В глазах молодого Джолиона промелькнула усмешка.
— Да нет. Мне, как Форсайту, следовало бы молчать. Но я полукровка; а вот в вас уж никто не ошибётся. Между вами и мною такая же разница, как между мной и дядей Джемсом, который является идеальным образцом Форсайта. У него чувство собственности развито до предела, а у вас его просто нет. Не будь меня посредине, вы двое казались бы представителями различных пород. Я же — промежуточное звено. Все мы, конечно, рабы собственности, вопрос только в степени, но тот, кого я называю «Форсайтом», находится в безоговорочном рабстве. Он знает, что ему нужно, умеет к этому подступиться, и то, как он цепляется за любой вид собственности — будь то жены, дома, деньги, репутация, — вот это и есть печать Форсайта.
— Да! — пробормотал Босини. — Вам нужно взять патент на это слово.
— Мне хочется прочесть лекцию на эту тему, — сказал молодой Джолион. — «Отличительные свойства и качества Форсайта. Это мелкое животное, опасающееся прослыть смешным среди особей одного с ним вида, не обращает ни малейшего внимания на смех других существ (вроде нас с вами). Унаследовав от предков предрасположение к близорукости, оно различает лишь особей одного с ним вида, среди которых и протекает его жизнь, заполненная мирной борьбой за существование».
— Вы так говорите, — сказал Босини, — как будто они составляют половину Англии.

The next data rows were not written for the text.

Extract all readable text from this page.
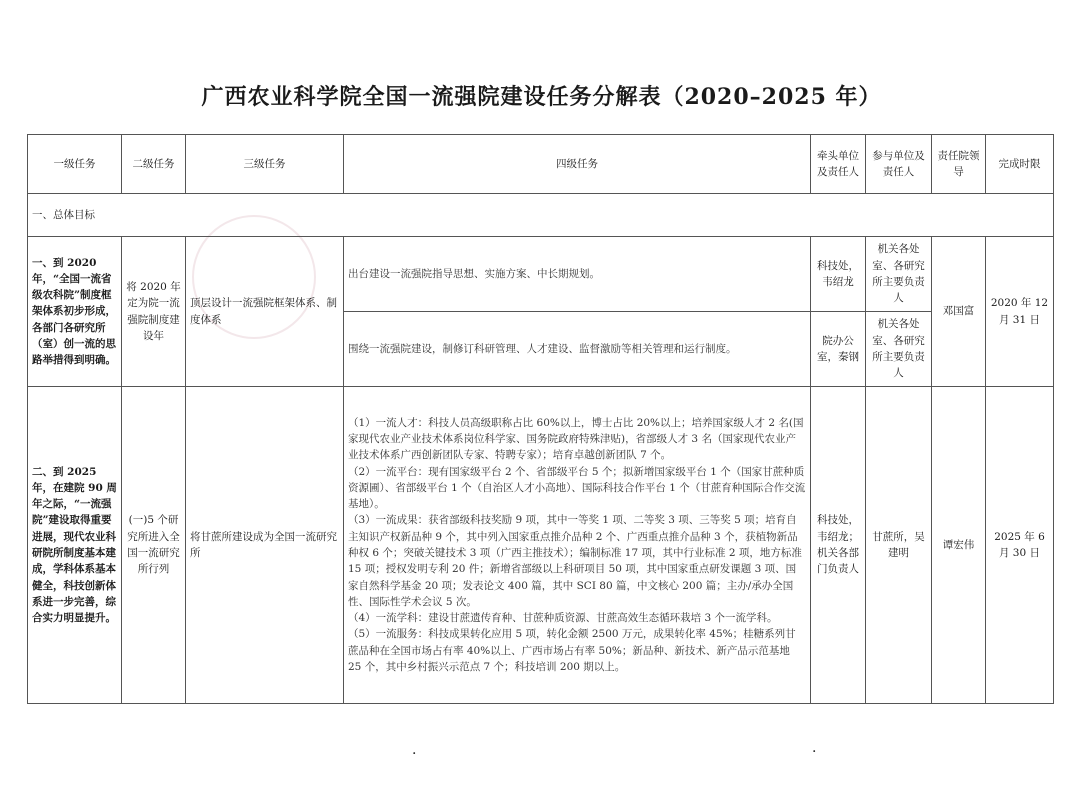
广西农业科学院全国一流强院建设任务分解表（2020–2025 年）
一级任务	二级任务	三级任务	四级任务	牵头单位及责任人	参与单位及责任人	责任院领导	完成时限
一、总体目标							
一、到 2020 年，“全国一流省级农科院”制度框架体系初步形成，各部门各研究所（室）创一流的思路举措得到明确。	将 2020 年定为院一流强院制度建设年	顶层设计一流强院框架体系、制度体系	出台建设一流强院指导思想、实施方案、中长期规划。	科技处，韦绍龙	机关各处室、各研究所主要负责人	邓国富	2020 年 12 月 31 日
			围绕一流强院建设，制修订科研管理、人才建设、监督激励等相关管理和运行制度。	院办公室，秦钢	机关各处室、各研究所主要负责人		
二、到 2025 年，在建院 90 周年之际，“一流强院”建设取得重要进展，现代农业科研院所制度基本建成，学科体系基本健全，科技创新体系进一步完善，综合实力明显提升。	(一)5 个研究所进入全国一流研究所行列	将甘蔗所建设成为全国一流研究所	（1）一流人才：科技人员高级职称占比 60%以上，博士占比 20%以上；培养国家级人才 2 名(国家现代农业产业技术体系岗位科学家、国务院政府特殊津贴)，省部级人才 3 名（国家现代农业产业技术体系广西创新团队专家、特聘专家）；培育卓越创新团队 7 个。
（2）一流平台：现有国家级平台 2 个、省部级平台 5 个；拟新增国家级平台 1 个（国家甘蔗种质资源圃）、省部级平台 1 个（自治区人才小高地）、国际科技合作平台 1 个（甘蔗育种国际合作交流基地）。
（3）一流成果：获省部级科技奖励 9 项，其中一等奖 1 项、二等奖 3 项、三等奖 5 项；培育自主知识产权新品种 9 个，其中列入国家重点推介品种 2 个、广西重点推介品种 3 个，获植物新品种权 6 个；突破关键技术 3 项（广西主推技术）；编制标准 17 项，其中行业标准 2 项，地方标准 15 项；授权发明专利 20 件；新增省部级以上科研项目 50 项，其中国家重点研发课题 3 项、国家自然科学基金 20 项；发表论文 400 篇，其中 SCI 80 篇，中文核心 200 篇；主办/承办全国性、国际性学术会议 5 次。
（4）一流学科：建设甘蔗遗传育种、甘蔗种质资源、甘蔗高效生态循环栽培 3 个一流学科。
（5）一流服务：科技成果转化应用 5 项，转化金额 2500 万元，成果转化率 45%；桂糖系列甘蔗品种在全国市场占有率 40%以上、广西市场占有率 50%；新品种、新技术、新产品示范基地 25 个，其中乡村振兴示范点 7 个；科技培训 200 期以上。	科技处，韦绍龙；机关各部门负责人	甘蔗所，吴建明	谭宏伟	2025 年 6 月 30 日
·	·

— Да, половину Англии, — повторил молодой Джолион, — и лучшую половину, надёжнейшую половину с трехпроцентными бумагами, половину, которая идёт в счёт. Её богатство и благополучие делают возможным все: делают возможным ваше искусство, литературу, науку, даже религию. Не будь Форсайтов, которые ни во что это не верят, но умеют извлечь выгоду из всего, что бы мы с вами делали? Форсайты, уважаемый сэр, — это посредники, коммерсанты, столпы общества, краеугольный камень нашей жизни с её условностями; Форсайты — это то, что вызывает в нас восхищение!

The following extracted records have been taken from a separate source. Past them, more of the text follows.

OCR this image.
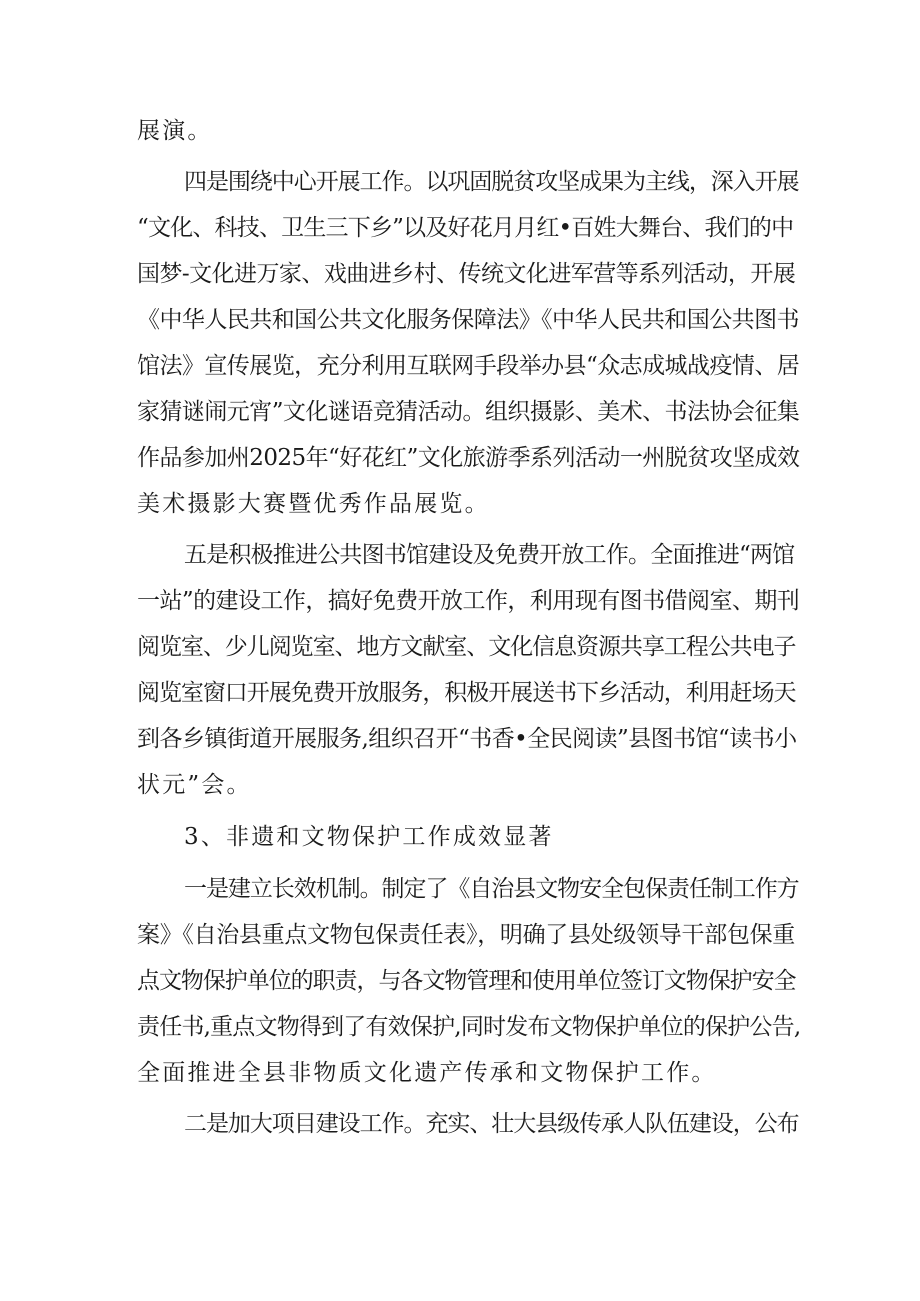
展演。
四是围绕中心开展工作。以巩固脱贫攻坚成果为主线，深入开展
“文化、科技、卫生三下乡”以及好花月月红•百姓大舞台、我们的中
国梦-文化进万家、戏曲进乡村、传统文化进军营等系列活动，开展
《中华人民共和国公共文化服务保障法》《中华人民共和国公共图书
馆法》宣传展览，充分利用互联网手段举办县“众志成城战疫情、居
家猜谜闹元宵”文化谜语竞猜活动。组织摄影、美术、书法协会征集
作品参加州2025年“好花红”文化旅游季系列活动一州脱贫攻坚成效
美术摄影大赛暨优秀作品展览。
五是积极推进公共图书馆建设及免费开放工作。全面推进“两馆
一站”的建设工作，搞好免费开放工作，利用现有图书借阅室、期刊
阅览室、少儿阅览室、地方文献室、文化信息资源共享工程公共电子
阅览室窗口开展免费开放服务，积极开展送书下乡活动，利用赶场天
到各乡镇街道开展服务,组织召开“书香•全民阅读”县图书馆“读书小
状元”会。
3、非遗和文物保护工作成效显著
一是建立长效机制。制定了《自治县文物安全包保责任制工作方
案》《自治县重点文物包保责任表》，明确了县处级领导干部包保重
点文物保护单位的职责，与各文物管理和使用单位签订文物保护安全
责任书,重点文物得到了有效保护,同时发布文物保护单位的保护公告,
全面推进全县非物质文化遗产传承和文物保护工作。
二是加大项目建设工作。充实、壮大县级传承人队伍建设，公布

— Не знаю, правильно ли я понял вашу мысль, — сказал Босини, — но мне кажется, что среди людей моей профессии есть много таких Форсайтов, как вы их называете.
— Разумеется! — ответил молодой Джолион. — Большинство архитекторов, художников, писателей люди совершенно беспринципные, как и всякий Форсайт. Искусство и религия существуют благодаря небольшой кучке чудаков, которые действительно верят в это, и благодаря множеству Форсайтов, извлекающих из искусства и религии выгоду. По самому скромному подсчёту три четверти наших академиков, семь восьмых наших писателей и значительный процент журналистов — Форсайты. Об учёных не берусь судить, но в религии Форсайты представлены блестяще; в палате общин их, может быть, больше, чем где бы то ни было; про аристократию и говорить нечего. Но я не шучу. Опасно идти против большинства — и какого большинства! — он пристально посмотрел на Босини. — Опасно, когда позволяешь чему-нибудь захватить тебя целиком, будь то дом, картина… женщина!